Giuristi d’impresa, l’albo resta off limits

di nicola di molfetta

 

 

Niente da fare. Nell’Albo degli Avvocati non ci può essere spazio per i giuristi d’impresa. A ribadire il concetto è stata nei giorni scorsi la Commissione consultiva del Consiglio nazionale forense (Cnf) che ha risposto a un quesito arrivato dal Consiglio dell’ordine di Bologna.

A riportare in auge il tema è il testo dell’articolo 2 della legge professionale (247/12) che al comma 6 fa delle aperture al ruolo e alla funzione del giurista d’impresa. In particolare, il quesito arrivato dal Foro emiliano domanda se la legge consenta a «qualsiasi giurista d’impresa, anche se non iscritto all’ufficio legale di un ente pubblico o a maggioranza pubblica di iscriversi all’Albo».

La risposta del Cnf è negativa. Il perché viene così spiegato: primo per i giuristi d’impresa esiste una condizione di incompatibilità con l’iscrizione all’Albo prevista proprio dalla stessa legge professionale (art. 18 lettera d); secondo gli avvocati degli enti pubblici sono cosa molto diversa dai colleghi che lavorano alle dipendenze di una società privata.

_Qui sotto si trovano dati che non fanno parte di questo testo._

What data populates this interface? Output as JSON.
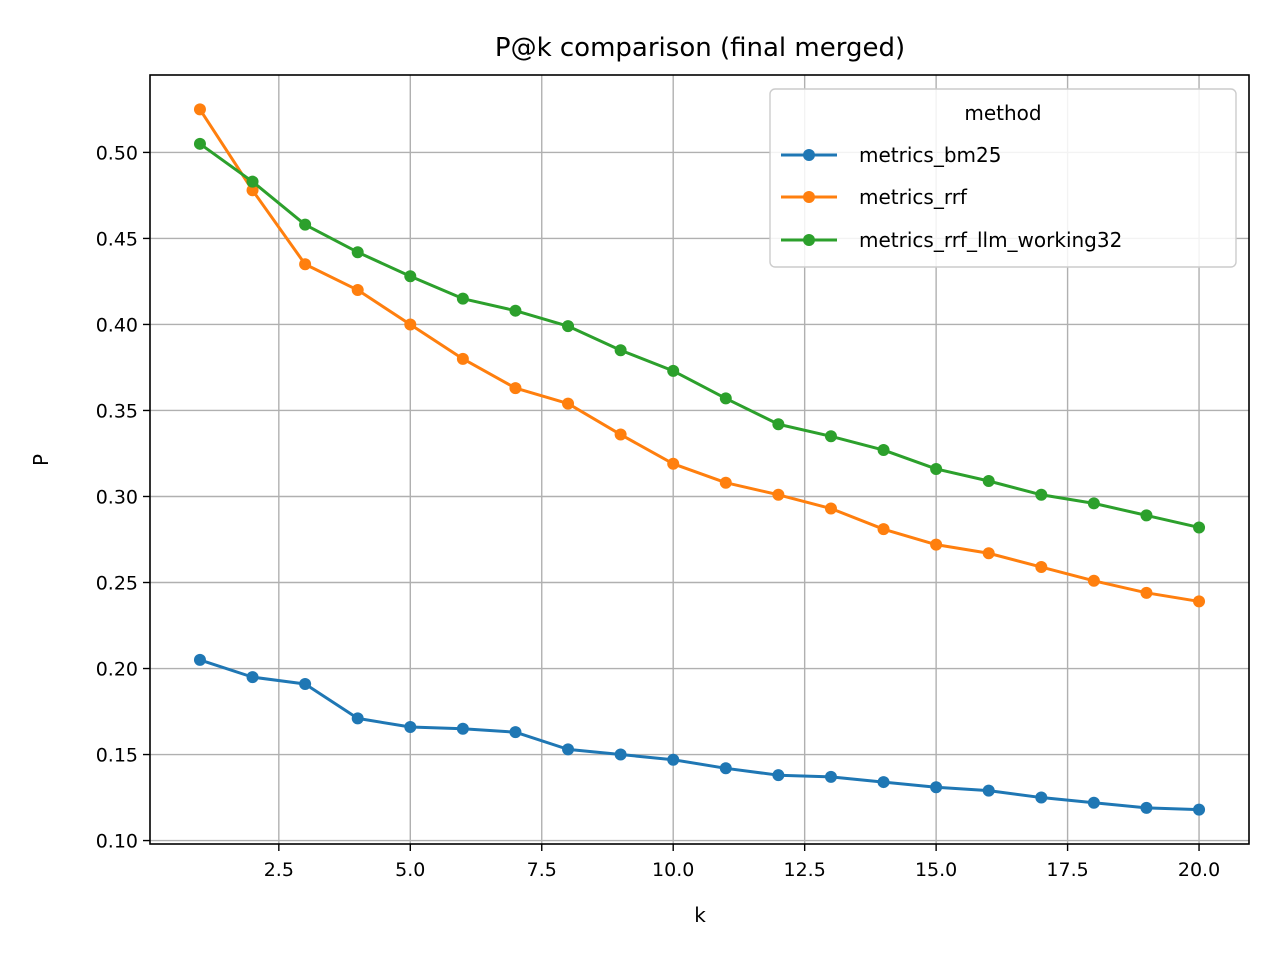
{
  "chart_data": {
    "type": "line",
    "title": "P@k comparison (final merged)",
    "xlabel": "k",
    "ylabel": "P",
    "xlim": [
      0.05,
      20.95
    ],
    "ylim": [
      0.098,
      0.545
    ],
    "x_ticks": [
      2.5,
      5.0,
      7.5,
      10.0,
      12.5,
      15.0,
      17.5,
      20.0
    ],
    "x_tick_labels": [
      "2.5",
      "5.0",
      "7.5",
      "10.0",
      "12.5",
      "15.0",
      "17.5",
      "20.0"
    ],
    "y_ticks": [
      0.1,
      0.15,
      0.2,
      0.25,
      0.3,
      0.35,
      0.4,
      0.45,
      0.5
    ],
    "y_tick_labels": [
      "0.10",
      "0.15",
      "0.20",
      "0.25",
      "0.30",
      "0.35",
      "0.40",
      "0.45",
      "0.50"
    ],
    "grid": true,
    "legend": {
      "title": "method",
      "placement": "top-right"
    },
    "x": [
      1,
      2,
      3,
      4,
      5,
      6,
      7,
      8,
      9,
      10,
      11,
      12,
      13,
      14,
      15,
      16,
      17,
      18,
      19,
      20
    ],
    "series": [
      {
        "name": "metrics_bm25",
        "color": "#1f77b4",
        "values": [
          0.205,
          0.195,
          0.191,
          0.171,
          0.166,
          0.165,
          0.163,
          0.153,
          0.15,
          0.147,
          0.142,
          0.138,
          0.137,
          0.134,
          0.131,
          0.129,
          0.125,
          0.122,
          0.119,
          0.118
        ]
      },
      {
        "name": "metrics_rrf",
        "color": "#ff7f0e",
        "values": [
          0.525,
          0.478,
          0.435,
          0.42,
          0.4,
          0.38,
          0.363,
          0.354,
          0.336,
          0.319,
          0.308,
          0.301,
          0.293,
          0.281,
          0.272,
          0.267,
          0.259,
          0.251,
          0.244,
          0.239
        ]
      },
      {
        "name": "metrics_rrf_llm_working32",
        "color": "#2ca02c",
        "values": [
          0.505,
          0.483,
          0.458,
          0.442,
          0.428,
          0.415,
          0.408,
          0.399,
          0.385,
          0.373,
          0.357,
          0.342,
          0.335,
          0.327,
          0.316,
          0.309,
          0.301,
          0.296,
          0.289,
          0.282
        ]
      }
    ]
  }
}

La legge del 2012 si è limitata a riconoscere la possibilità che il dipendente di una società privata svolga una attività di consulenza e assistenza stragiudiziale in favore del suo datore di lavoro. In qualche modo, quindi, ne ha riconosciuto il ruolo e gli ha dato una sorta di legittimazione. Ma la «professione», dice la legge e ricorda il Cnf, resta incompatibile con qualsiasi attività di lavoro subordinato.

Per rafforzare l’argomento si fa riferimento anche a un’altro recente parere, arrivato dall’ufficio studi in cui addirittura si sottolinea che anche per l’avvocato di un ente locale, l’iscrizione all’Elenco speciale è subordinata allo svolgimento in via esclusiva delle funzioni di avvocato dell’ente pubblico. E il venir meno di questo requisito non consente al dipendente di conservare l’iscrizione all’Albo.

Tutto chiaro? Beh, in linea di principio sì.

Ma resta una questione che non si riesce a comprendere fino in fondo. L’eccezione normativa in favore degli avvocati impiegati in enti pubblici, se capiamo bene, è determinata dal fatto che questi avvocati svolgano esclusivamente le loro funzioni di legali all’interno di un ufficio autonomo appositamente costituito e dal fatto che in questo modo questi giuristi possano avvolgere il loro lavoro in favore del loro “cliente interno” in piena libertà e autonomia. Praticamente come un avvocato di libero foro. Condizione, possiamo dedurre, che una società privata non sarebbe in grado di garantire al proprio legale in-house.

Ma se così fosse, allora, non si spiegherebbe perché il diritto all’iscrizione all’Albo sia concesso oltreché agli avvocati degli enti pubblici anche a quelli che lavorano per società partecipate. Da Ferrovie dello Stato a Eni, passando per Enel e Poste. Per non parlare di alcune banche. Tutte realtà che hanno una struttura e un’organizzazione simile e comparabile a quella di loro concorrenti che nell’azionariato non hanno un ministero o un Comune.

Insomma, le regole vanno bene e vanno rispettate. Ma la coerenza nell’applicarle dovrebbe essere un dato fondamentale. Soprattutto per evitare di fare confusione e dare l’idea che tutti gli avvocati d’impresa sono uguali ma alcuni sono più uguali degli altri.

Detto questo, forse sarebbe opportuno riflettere sull’opportunità di agire in senso contrario e riformare la normativa in materia per aprire agli avvocati anche una carriera in azienda. Storicamente questo non è stato fatto per il timore che gli avvocati dipendenti potessero togliere lavoro a quelli che stanno sul mercato con i loro studi indipendenti. Ma i fatti dimostrano che così non è. Le direzioni affari legali sono molto spesso incaricate di gestire una parte del lavoro stragiudiziale dell’azienda. Ma non possono e non riescono a sostituirsi in toto ai consulenti esterni. Invece, una codificazione nuova della professione in house potrebbe rappresentare una importante alternativa di carriera per tanti bravi avvocati che oggi come oggi faticano a stare sul mercato da soli.

Inoltre, una riforma in tal senso della legge eliminerebbe una volta per tutte questa storia dei due pesi e due misure che, francamente, ci siamo stancati di commentare a intervalli regolari di tempo.